U.S. President Barack Obama arrived in Vietnam late Sunday ahead of a three-day trip aimed at sealing the transformation of an old enemy into a new partner to help counter China's growing assertiveness in the region.

Four decades after a war with Vietnam that deeply divided opinion in America, Obama aims to boost defense and economic ties with the country's communist rulers while also prodding them on human rights, aides say.

His visit has been preceded by a debate in Washington over whether Obama should use the three-day visit starting Monday to roll back an arms embargo on Hanoi, one of the last vestiges of wartime animosity.

Click through images of President Obama's visit:

That would anger China, which resents U.S. efforts to forge stronger military bonds with Beijing's neighbors amid rising tensions in the disputed South China Sea.
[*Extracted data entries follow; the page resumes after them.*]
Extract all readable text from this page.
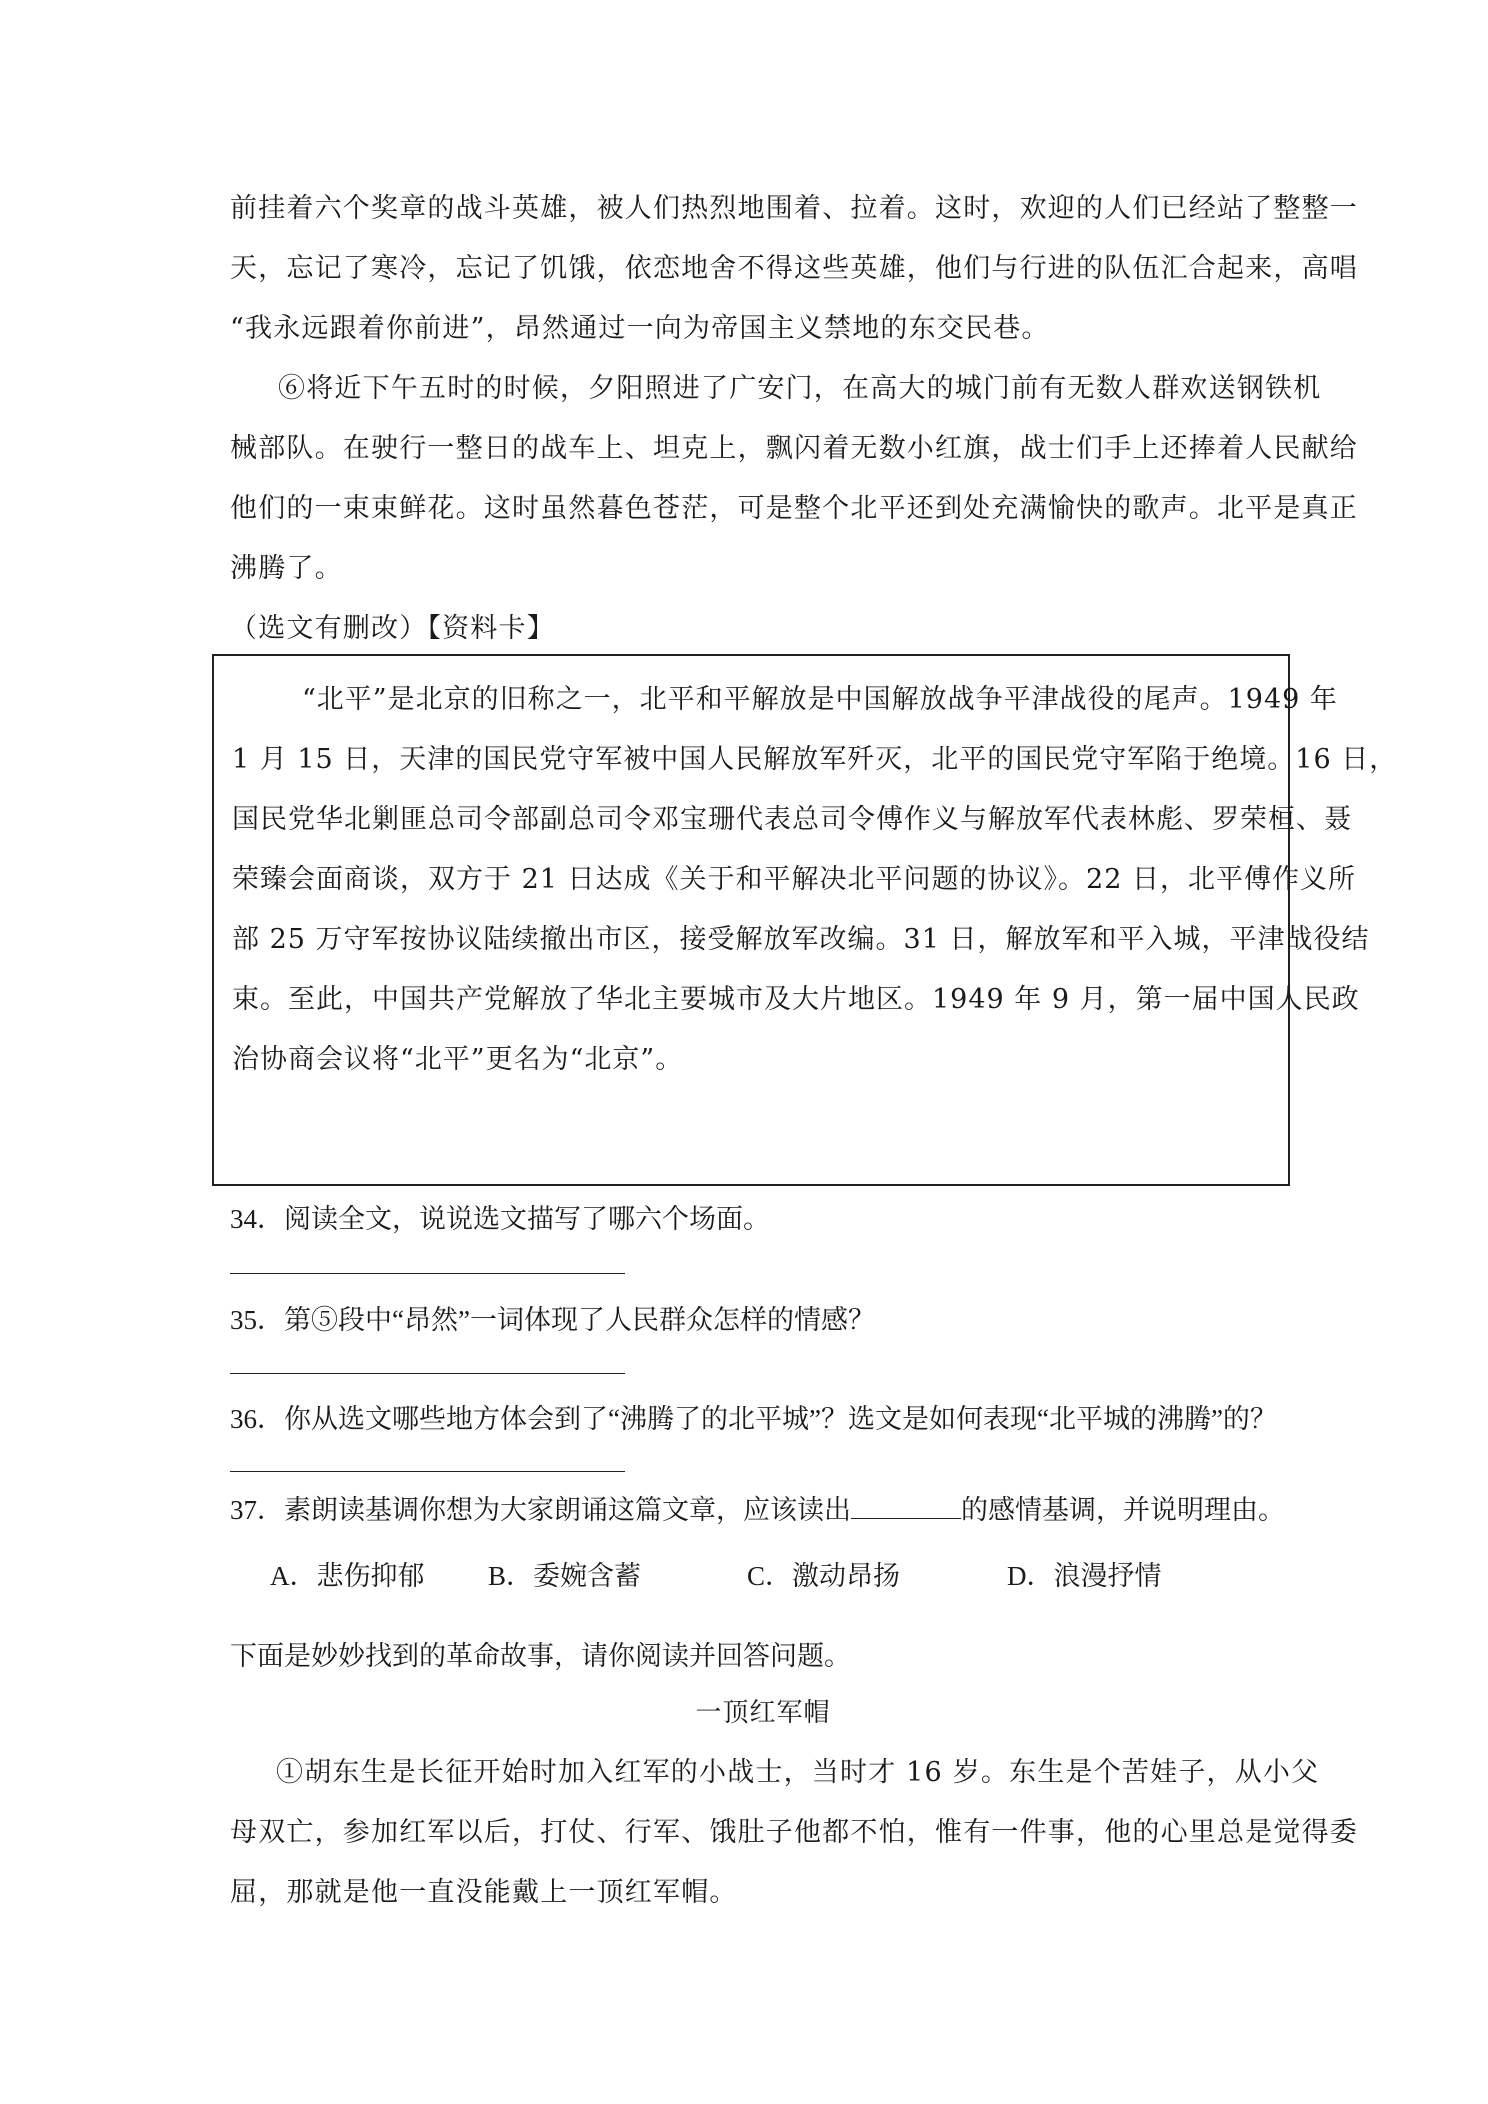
前挂着六个奖章的战斗英雄，被人们热烈地围着、拉着。这时，欢迎的人们已经站了整整一
天，忘记了寒冷，忘记了饥饿，依恋地舍不得这些英雄，他们与行进的队伍汇合起来，高唱
“我永远跟着你前进”，昂然通过一向为帝国主义禁地的东交民巷。
⑥将近下午五时的时候，夕阳照进了广安门，在高大的城门前有无数人群欢送钢铁机
械部队。在驶行一整日的战车上、坦克上，飘闪着无数小红旗，战士们手上还捧着人民献给
他们的一束束鲜花。这时虽然暮色苍茫，可是整个北平还到处充满愉快的歌声。北平是真正
沸腾了。
（选文有删改）【资料卡】
“北平”是北京的旧称之一，北平和平解放是中国解放战争平津战役的尾声。1949 年
1 月 15 日，天津的国民党守军被中国人民解放军歼灭，北平的国民党守军陷于绝境。16 日，
国民党华北剿匪总司令部副总司令邓宝珊代表总司令傅作义与解放军代表林彪、罗荣桓、聂
荣臻会面商谈，双方于 21 日达成《关于和平解决北平问题的协议》。22 日，北平傅作义所
部 25 万守军按协议陆续撤出市区，接受解放军改编。31 日，解放军和平入城，平津战役结
束。至此，中国共产党解放了华北主要城市及大片地区。1949 年 9 月，第一届中国人民政
治协商会议将“北平”更名为“北京”。
34．阅读全文，说说选文描写了哪六个场面。
35．第⑤段中“昂然”一词体现了人民群众怎样的情感？
36．你从选文哪些地方体会到了“沸腾了的北平城”？选文是如何表现“北平城的沸腾”的？
37．素朗读基调你想为大家朗诵这篇文章，应该读出	的感情基调，并说明理由。
A．悲伤抑郁 B．委婉含蓄	C．激动昂扬	D．浪漫抒情
下面是妙妙找到的革命故事，请你阅读并回答问题。
一顶红军帽
①胡东生是长征开始时加入红军的小战士，当时才 16 岁。东生是个苦娃子，从小父
母双亡，参加红军以后，打仗、行军、饿肚子他都不怕，惟有一件事，他的心里总是觉得委
屈，那就是他一直没能戴上一顶红军帽。
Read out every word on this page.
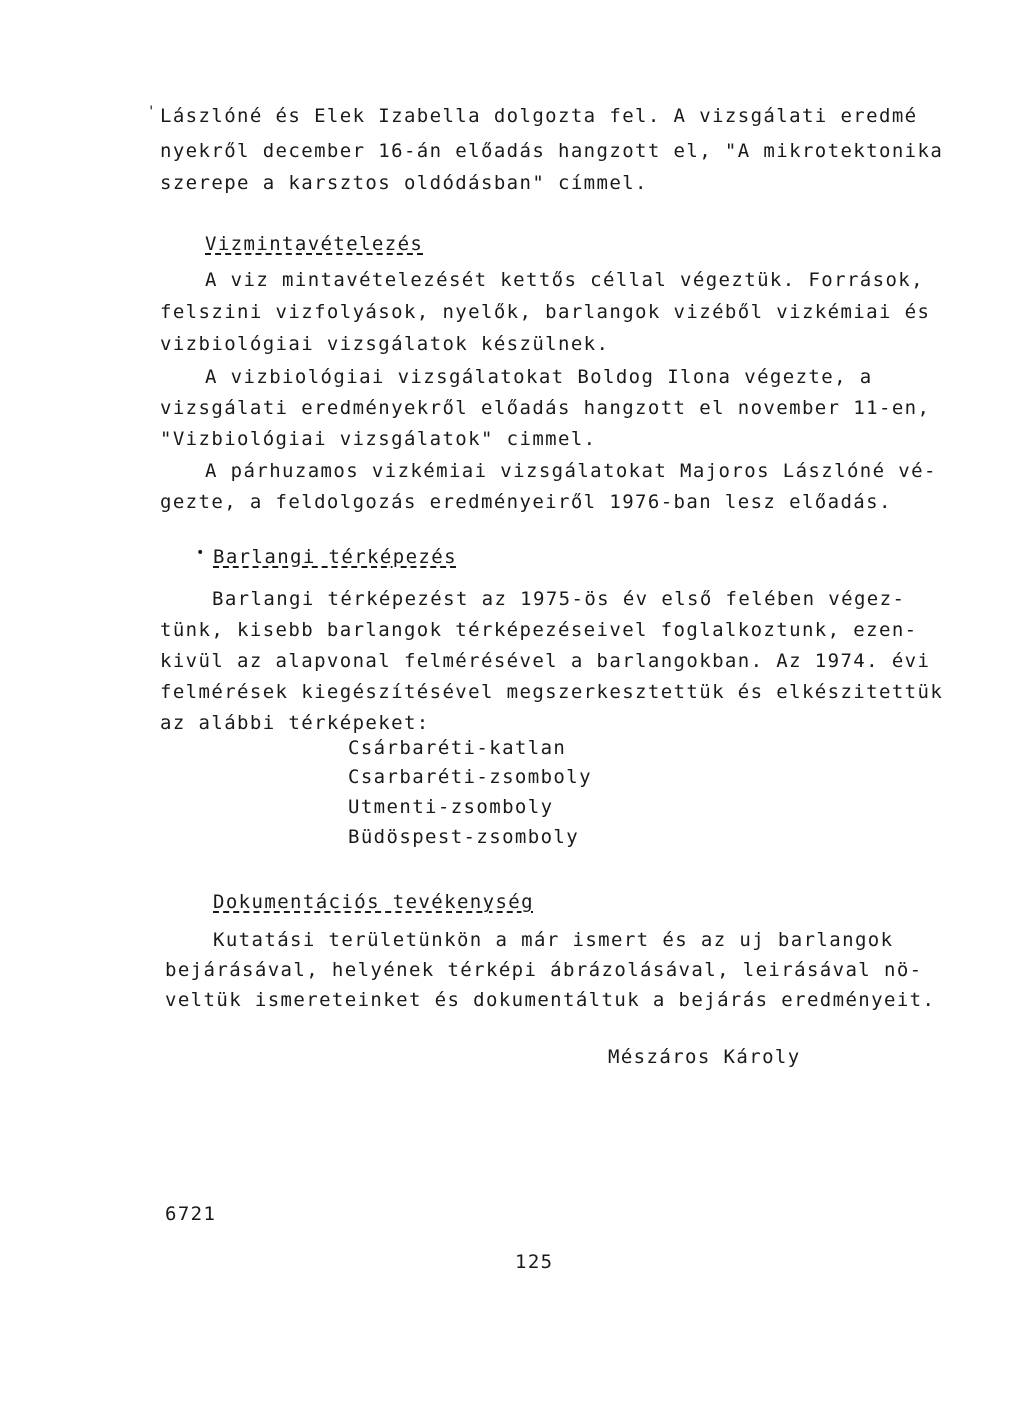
' Lászlóné és Elek Izabella dolgozta fel. A vizsgálati eredmé
nyekről december 16-án előadás hangzott el, "A mikrotektonika
szerepe a karsztos oldódásban" címmel.
Vizmintavételezés
A viz mintavételezését kettős céllal végeztük. Források,
felszini vizfolyások, nyelők, barlangok vizéből vizkémiai és
vizbiológiai vizsgálatok készülnek.
A vizbiológiai vizsgálatokat Boldog Ilona végezte, a
vizsgálati eredményekről előadás hangzott el november 11-en,
"Vizbiológiai vizsgálatok" cimmel.
A párhuzamos vizkémiai vizsgálatokat Majoros Lászlóné vé-
gezte, a feldolgozás eredményeiről 1976-ban lesz előadás.
• Barlangi térképezés
Barlangi térképezést az 1975-ös év első felében végez-
tünk, kisebb barlangok térképezéseivel foglalkoztunk, ezen-
kivül az alapvonal felmérésével a barlangokban. Az 1974. évi
felmérések kiegészítésével megszerkesztettük és elkészitettük
az alábbi térképeket:
Csárbaréti-katlan
Csarbaréti-zsomboly
Utmenti-zsomboly
Büdöspest-zsomboly
Dokumentációs tevékenység
Kutatási területünkön a már ismert és az uj barlangok
bejárásával, helyének térképi ábrázolásával, leirásával nö-
veltük ismereteinket és dokumentáltuk a bejárás eredményeit.
Mészáros Károly
6721
125
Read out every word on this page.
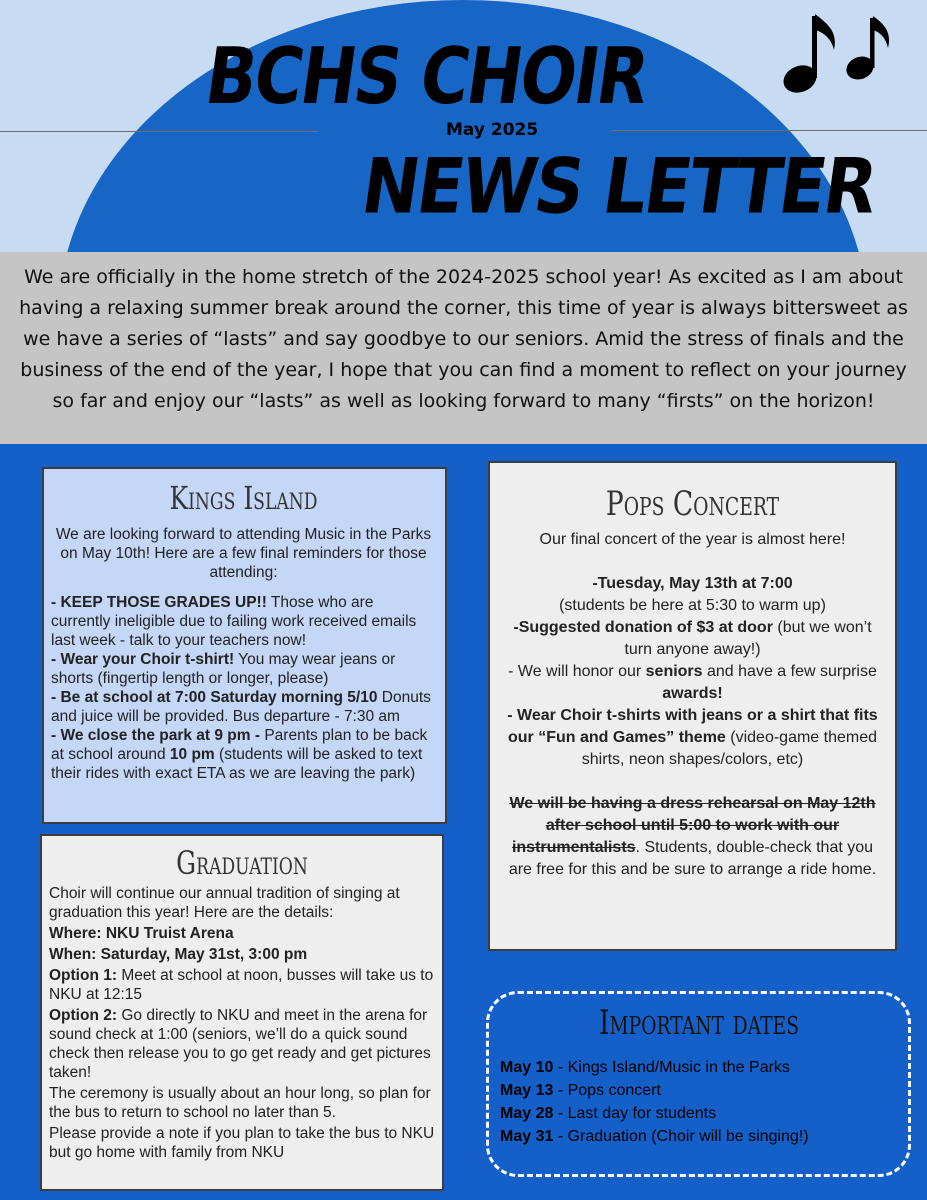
BCHS CHOIR
May 2025
NEWS LETTER

We are officially in the home stretch of the 2024-2025 school year! As excited as I am about having a relaxing summer break around the corner, this time of year is always bittersweet as we have a series of “lasts” and say goodbye to our seniors. Amid the stress of finals and the business of the end of the year, I hope that you can find a moment to reflect on your journey so far and enjoy our “lasts” as well as looking forward to many “firsts” on the horizon!

Kings Island

We are looking forward to attending Music in the Parks on May 10th! Here are a few final reminders for those attending:

- KEEP THOSE GRADES UP!! Those who are currently ineligible due to failing work received emails last week - talk to your teachers now!
- Wear your Choir t-shirt! You may wear jeans or shorts (fingertip length or longer, please)
- Be at school at 7:00 Saturday morning 5/10 Donuts and juice will be provided. Bus departure - 7:30 am
- We close the park at 9 pm - Parents plan to be back at school around 10 pm (students will be asked to text their rides with exact ETA as we are leaving the park)
Graduation

Choir will continue our annual tradition of singing at graduation this year! Here are the details:

Where: NKU Truist Arena

When: Saturday, May 31st, 3:00 pm

Option 1: Meet at school at noon, busses will take us to NKU at 12:15

Option 2: Go directly to NKU and meet in the arena for sound check at 1:00 (seniors, we’ll do a quick sound check then release you to go get ready and get pictures taken!

The ceremony is usually about an hour long, so plan for the bus to return to school no later than 5.

Please provide a note if you plan to take the bus to NKU but go home with family from NKU

Pops Concert

Our final concert of the year is almost here!

-Tuesday, May 13th at 7:00

(students be here at 5:30 to warm up)

-Suggested donation of $3 at door (but we won’t turn anyone away!)

- We will honor our seniors and have a few surprise awards!

- Wear Choir t-shirts with jeans or a shirt that fits our “Fun and Games” theme (video-game themed shirts, neon shapes/colors, etc)

We will be having a dress rehearsal on May 12th after school until 5:00 to work with our instrumentalists. Students, double-check that you are free for this and be sure to arrange a ride home.

Important dates
May 10 - Kings Island/Music in the Parks
May 13 - Pops concert
May 28 - Last day for students
May 31 - Graduation (Choir will be singing!)
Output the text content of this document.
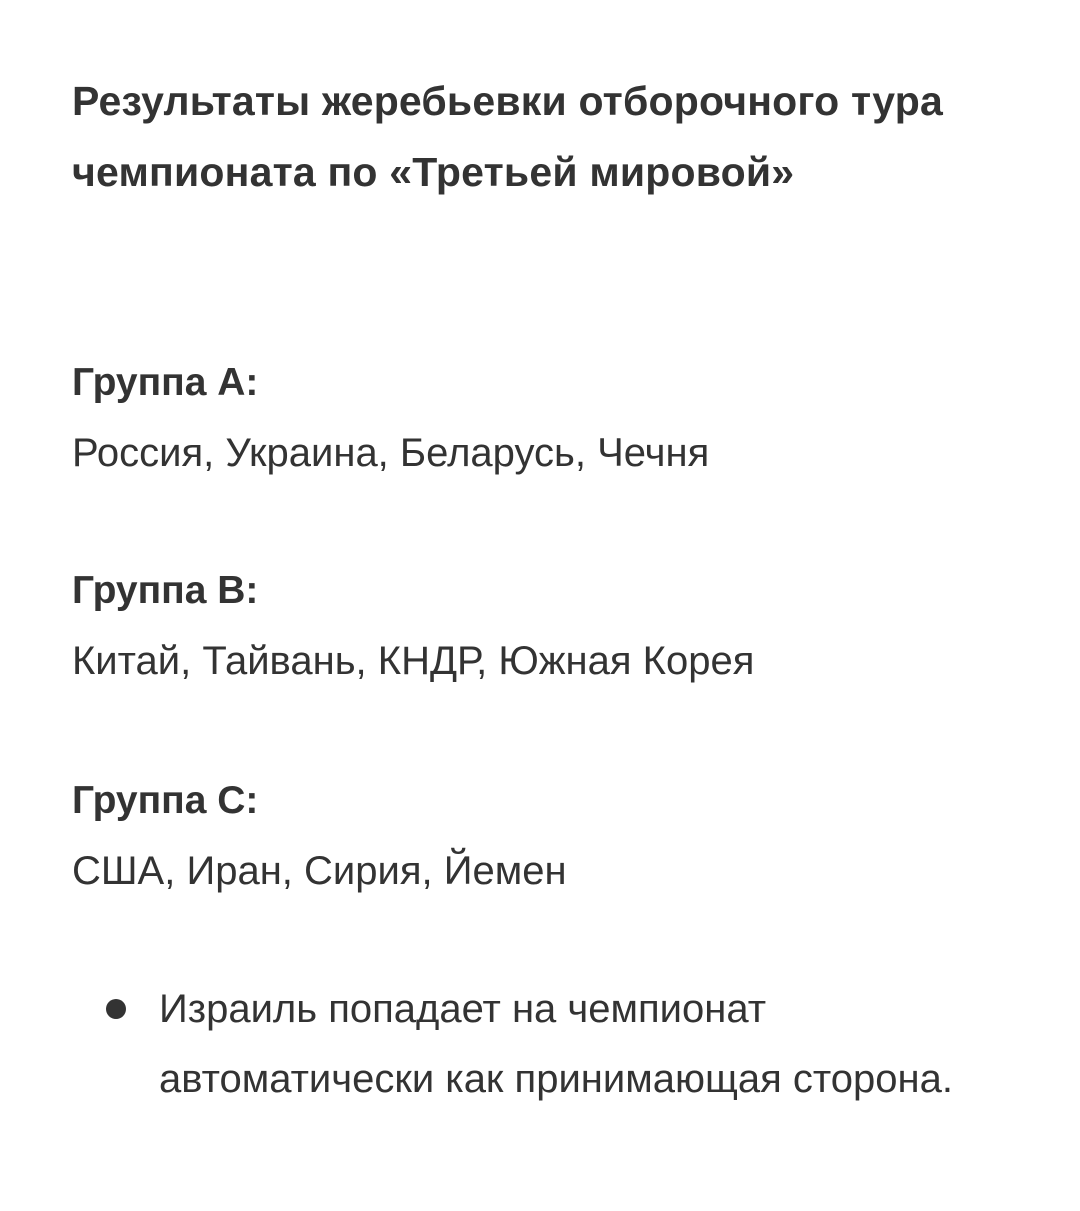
Результаты жеребьевки отборочного тура чемпионата по «Третьей мировой»

Группа А:

Россия, Украина, Беларусь, Чечня

Группа В:

Китай, Тайвань, КНДР, Южная Корея

Группа С:

США, Иран, Сирия, Йемен

Израиль попадает на чемпионат автоматически как принимающая сторона.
But in the hours ahead of his arrival in Hanoi, where he was greeted on a red carpet by foreign ministry officials, there was no immediate word of a final U.S. decision on the ban.

Vietnam's poor human rights record is a sticking point, but the Obama administration appears increasingly swayed toward giving Hanoi some leeway to build its deterrent against Beijing.

Obama's visit follows what the Pentagon called an "unsafe" intercept by Chinese fighter jets of a U.S. military reconnaissance plane over the South China Sea on Tuesday.